Bu sayede Ayurveda’nın herkes için erişilebilir ve sürdürülebilir bir yaşam pratiği olmasını amaçlıyorum.
Sizinle birlikte çalışmak isteyenler size nasıl ulaşabilir?
Benimle çalışmak isteyenler, bireysel danışmanlıklar, atölyeler ve kurumsal projeler hakkında detaylı bilgi almak için bana Instagram hesabım üzerinden veya e-posta yoluyla ulaşabilirler.
Ayrıca, Well-being, Ayurveda ve bütünsel sağlık konularında güncel içeriklerimi takip etmek ve online atölyelere katılmak için Instagram hesabımdan bağlantıları inceleyebilirler.
Instagram: @_pinar_kaymakci
E-posta: pinarkaymakci@gmail.com
Son olarak neler söylemek istersiniz?
Öncelikle, böyle bir röportaj benim için sürpriz oldu.
Bu konulara alan açtığınız ve bilgilerin daha geniş kitlelere ulaşmasına aracılık ettiğiniz için çok teşekkür ederim.
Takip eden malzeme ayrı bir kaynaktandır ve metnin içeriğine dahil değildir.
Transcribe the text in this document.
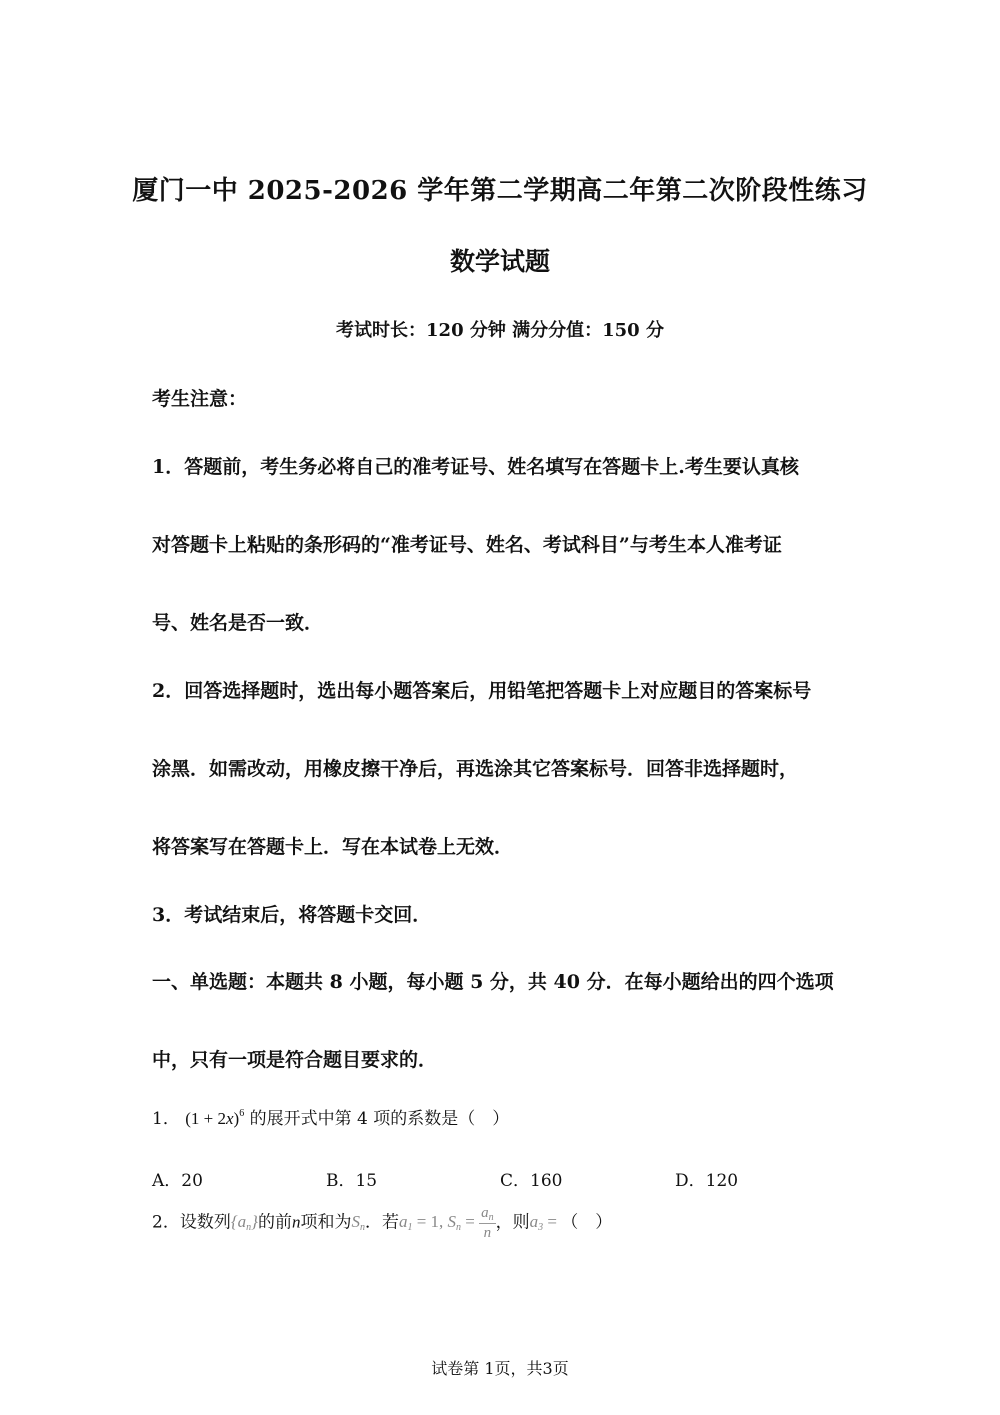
厦门一中 2025-2026 学年第二学期高二年第二次阶段性练习
数学试题
考试时长：120 分钟 满分分值：150 分
考生注意：
1．答题前，考生务必将自己的准考证号、姓名填写在答题卡上.考生要认真核
对答题卡上粘贴的条形码的“准考证号、姓名、考试科目”与考生本人准考证
号、姓名是否一致．
2．回答选择题时，选出每小题答案后，用铅笔把答题卡上对应题目的答案标号
涂黑．如需改动，用橡皮擦干净后，再选涂其它答案标号．回答非选择题时，
将答案写在答题卡上．写在本试卷上无效．
3．考试结束后，将答题卡交回．
一、单选题：本题共 8 小题，每小题 5 分，共 40 分．在每小题给出的四个选项
中，只有一项是符合题目要求的．
1． $(1 + 2x)^6$ 的展开式中第 4 项的系数是（　）
A．20	B．15	C．160	D．120
2．设数列$\{a_n\}$的前n项和为$S_n$．若$a_1 = 1$, $S_n = \frac{a_n}{n}$ ，则$a_3$ = （　）
试卷第 1页，共3页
Son olarak şunu eklemek isterim.
Bu bilgiler herkesin hayatında farklı kapılar açar. Ayurveda ve Well-being, yaşamla, doğayla bağ kurmamıza, kendimizi, doğayı ve evreni daha iyi tanımamıza yardımcı olur.
Aynı zamanda, felsefi anlamda yeni bir bakış açısı geliştirmemizi sağlar. Ancak bunlar asla katı kurallarla dayatılan sistemler değildir.
Günümüzde en zorlandığımız şeylerden biri esnek olabilmek. Oysa bu kadim öğretiler, kurallara sıkışmak yerine, bizi olduğumuz hâlimizle kucaklayan, hayatın akışına uyumlanmamızı sağlayan rehberlerdir.
Hayatın bir yerinde mutlaka bu bilgilerle temas etmek, ufak adımlarla içine girmek büyük fark yaratır.
Küçük bir kapı açıldığında, dönüşüm kendiliğinden gelir.